As we approach another celebration to commemorate International Women’s Day, I can’t help but reflect on the measurement of how much we have actually achieved thus far. On this day 1 out of 3 women in the Pacific are subject to domestic violence within their own households, levels of pay between men and women are still vastly different and determinant of gender, female foeticide and infanticide continues to plague the Global South and sexual harassment is a sadly accepted fact of society worldwide.
I’ve often heard conversations about the term ‘feminist’ and watched as people either cower in fear, retreat in disgust or proudly proclaim their commitment. There seems to be no in between when it comes to this ‘f’ word which seems to be touted in so much shame. I have felt such sadness that those of us who whole heartedly believe in gender equality have been forced to validate why it is that our opinion is as such. The generic response to the question of feminism tends to be, ‘I am an equalist’ or ‘I am a humanist’. If one stopped for a minute to consider this, what does it actually mean?
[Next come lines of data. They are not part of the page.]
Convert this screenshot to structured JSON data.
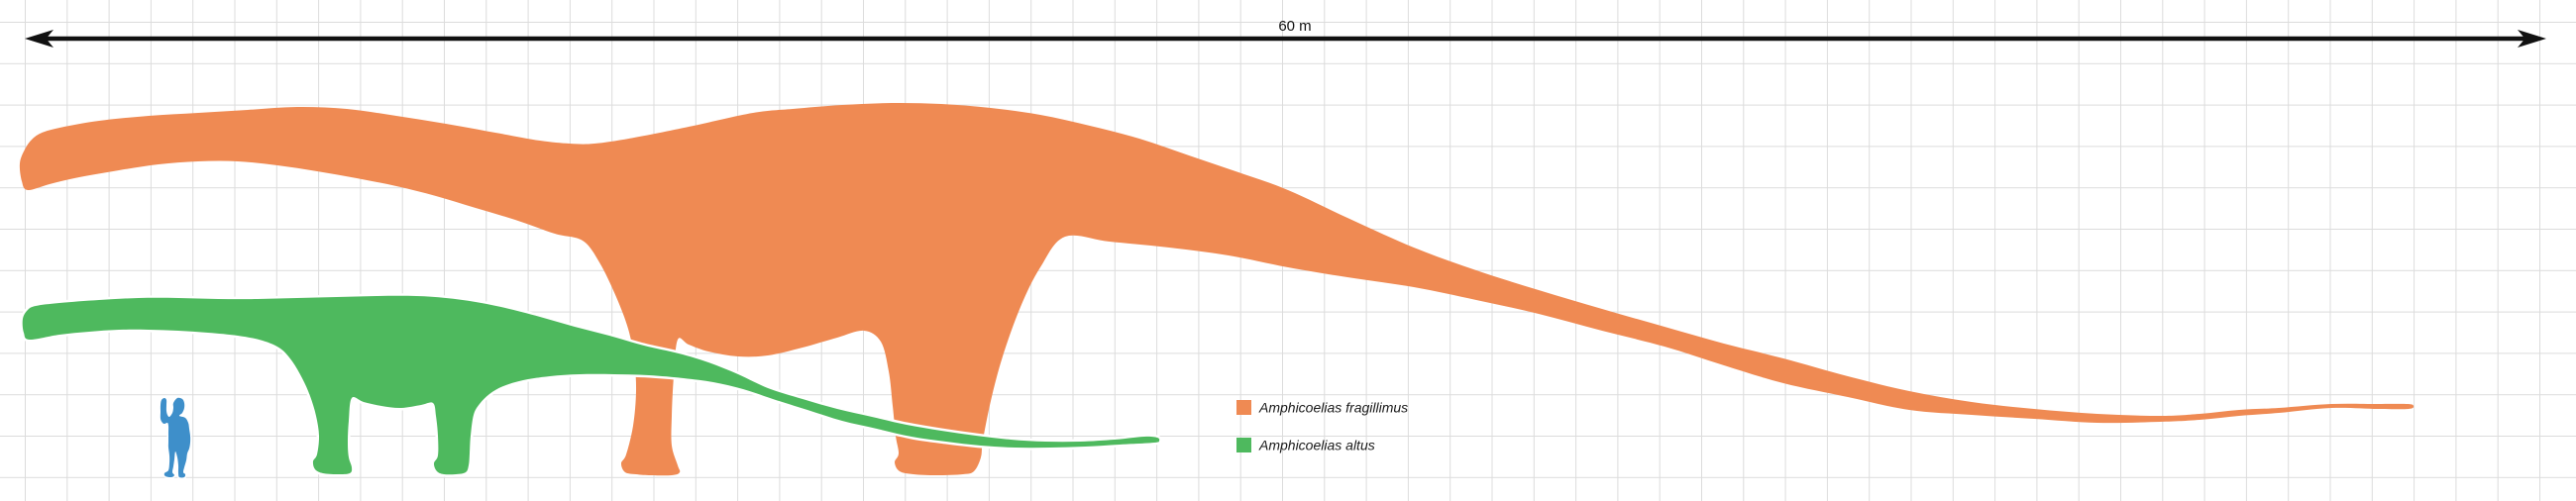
{
  "scale_bar": {
    "label": "60 m",
    "meters": 60
  },
  "grid": {
    "cell_meters": 1,
    "line_color": "#dcdcdc",
    "background": "#ffffff"
  },
  "species": [
    {
      "name": "Amphicoelias fragillimus",
      "color": "#EF8A53",
      "approx_length_m": 57
    },
    {
      "name": "Amphicoelias altus",
      "color": "#4EB95E",
      "approx_length_m": 27
    }
  ],
  "human": {
    "color": "#3E8FCA",
    "approx_height_m": 1.8
  },
  "arrow_color": "#111111"
}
The question of gender equality is one that we can barely even come to, considering the fact that gender equity hasn’t even been achieved. The equal participation of women in all spheres of life is one that we cannot say we have even nearly embarked upon adequately. Even in the cases of traditional matrilineal societies, yes property is handed down through the female side of the family. However, who is it that then has control of how resources and access of these properties and how any income generated towards this endeavour is utilised? You’ll find that this is once again the male members of families.
It’s sad to say that even as of today, I as an independent, educated woman in a ‘developed’ country still fear many things within society because of my gender. I am fearful to walk alone at night, I am afraid of the societal discrimination I may face because I choose to invest in my career instead of my family life. Not to mention that if I were to flip this, I would be fearful that my career may meet an untimely demise once I procreate because of a lack of childcare and flexible working options. I am fearful that I live in a society in which victims of sexual violence are blamed because perhaps they were ‘asking for it’ by wearing that skirt, or showing some leg or having one too many drinks at dinner.
So I ask you, being mindful of all of the above, is the struggle against entrenched sexism over? I think not.